La présidente du Costa Rica, Laura Fernández, a annoncé ce week-end qu'elle présenterait ce lundi 15 juin à l'Assemblée législative cinq projets de loi avec lesquels elle cherche à « nettoyer » le système judiciaire.
Selon le président, le paquet comprend des propositions visant à considérer l'appartenance à des bandes criminelles comme un délit, à durcir les sanctions en cas de récidive criminelle et à établir des mesures plus strictes pour ceux qui attaquent les membres de la force publique. Fernández a déclaré dimanche sur la chaîne : « Cela m'indigne de voir notre peuple vivre dans la peur », et a souligné que le gouvernement cherche à ramener la paix et la sécurité dans nos communautés.
Le vice-ministre des Affaires parlementaires, Alejandro Barrantes, a déclaré dans la même émission que « nos lois se retrouvent avec le crime des années soixante-dix ». Il a expliqué que le paquet propose des sanctions pour ceux qui font partie d'organisations criminelles, ce qui n'est pas actuellement prévu dans la législation costaricienne. Barrantes a également souligné la nécessité de « punir les personnes qui attaquent et agressent les policiers ».
Le ministre de la Sécurité publique, Gerald Campos, a expliqué que les autorités ont identifié « deux cent soixante structures criminelles organisées » comptant plus de huit cents membres. Campos a assuré que ces groupes sont pleinement identifiés et seront persécutés jusqu'à ce qu'ils soient arrêtés et condamnés.

Parmi les mesures proposées figurent l'interdiction des « loisirs dans les prisons » et le renforcement du contrôle des objets et des activités au sein des centres pénitentiaires. Barrantes a expliqué que l'objectif est de restreindre l'entrée d'appareils électroniques, de drogues et d'armes, ainsi que d'éliminer les activités qui facilitent le commerce illicite en prison.
Dans le domaine de la lutte contre le trafic de drogue, le Gouvernement a présenté une initiative visant à accroître les sanctions contre ceux qui construisent ou fournissent des pistes d'atterrissage clandestines pour les avions, dans le but de limiter le trafic de drogue à travers le territoire national.

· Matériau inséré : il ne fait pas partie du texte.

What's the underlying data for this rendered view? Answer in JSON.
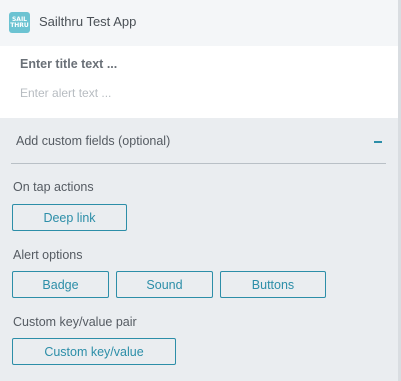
{
  "header": {
    "app_icon_text_line1": "SAIL",
    "app_icon_text_line2": "THRU",
    "app_name": "Sailthru Test App"
  },
  "notification": {
    "title_placeholder": "Enter title text ...",
    "alert_placeholder": "Enter alert text ..."
  },
  "custom_fields": {
    "label": "Add custom fields (optional)",
    "toggle_icon": "minus-icon"
  },
  "on_tap": {
    "label": "On tap actions",
    "buttons": [
      "Deep link"
    ]
  },
  "alert_options": {
    "label": "Alert options",
    "buttons": [
      "Badge",
      "Sound",
      "Buttons"
    ]
  },
  "custom_pair": {
    "label": "Custom key/value pair",
    "button": "Custom key/value"
  },
  "colors": {
    "accent": "#2c8ea8",
    "app_icon": "#6cc3d2",
    "background": "#eaedf0"
  }
}
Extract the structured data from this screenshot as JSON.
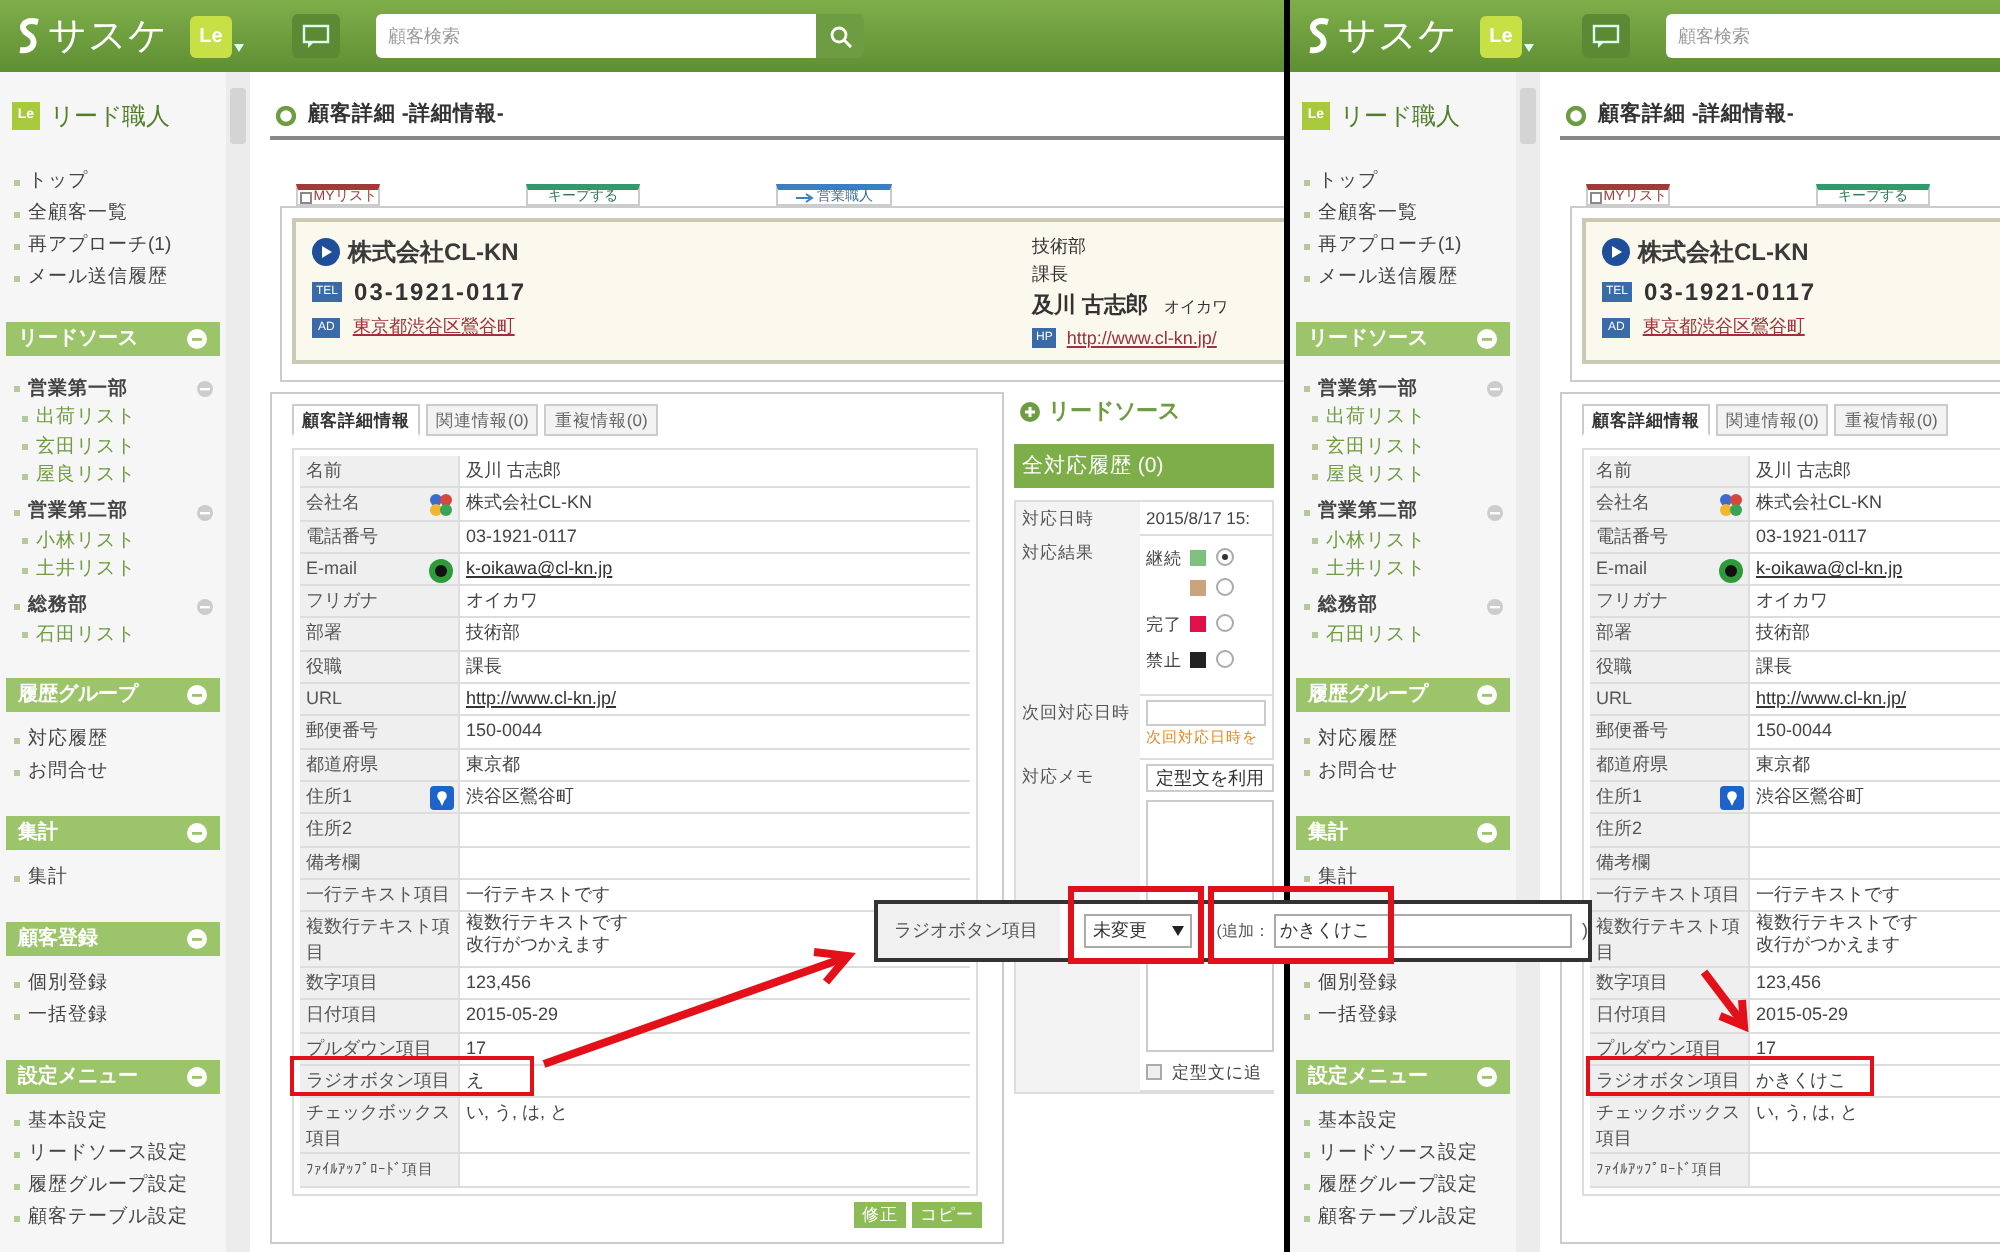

La présidente a prévenu que la récidive serait sanctionnée plus sévèrement et a ratifié l'engagement de son administration à rechercher le soutien du pouvoir législatif. « Nous ne pouvons pas lutter contre la criminalité du XXIe siècle avec les outils du siècle dernier. Le moment est venu de donner la priorité au Costa Rica », a déclaré Fernández.
Le paquet législatif sera présenté officiellement ce lundi à onze heures du matin, lors d'une séance que le Gouvernement considère comme prioritaire pour répondre aux exigences de sécurité des citoyens.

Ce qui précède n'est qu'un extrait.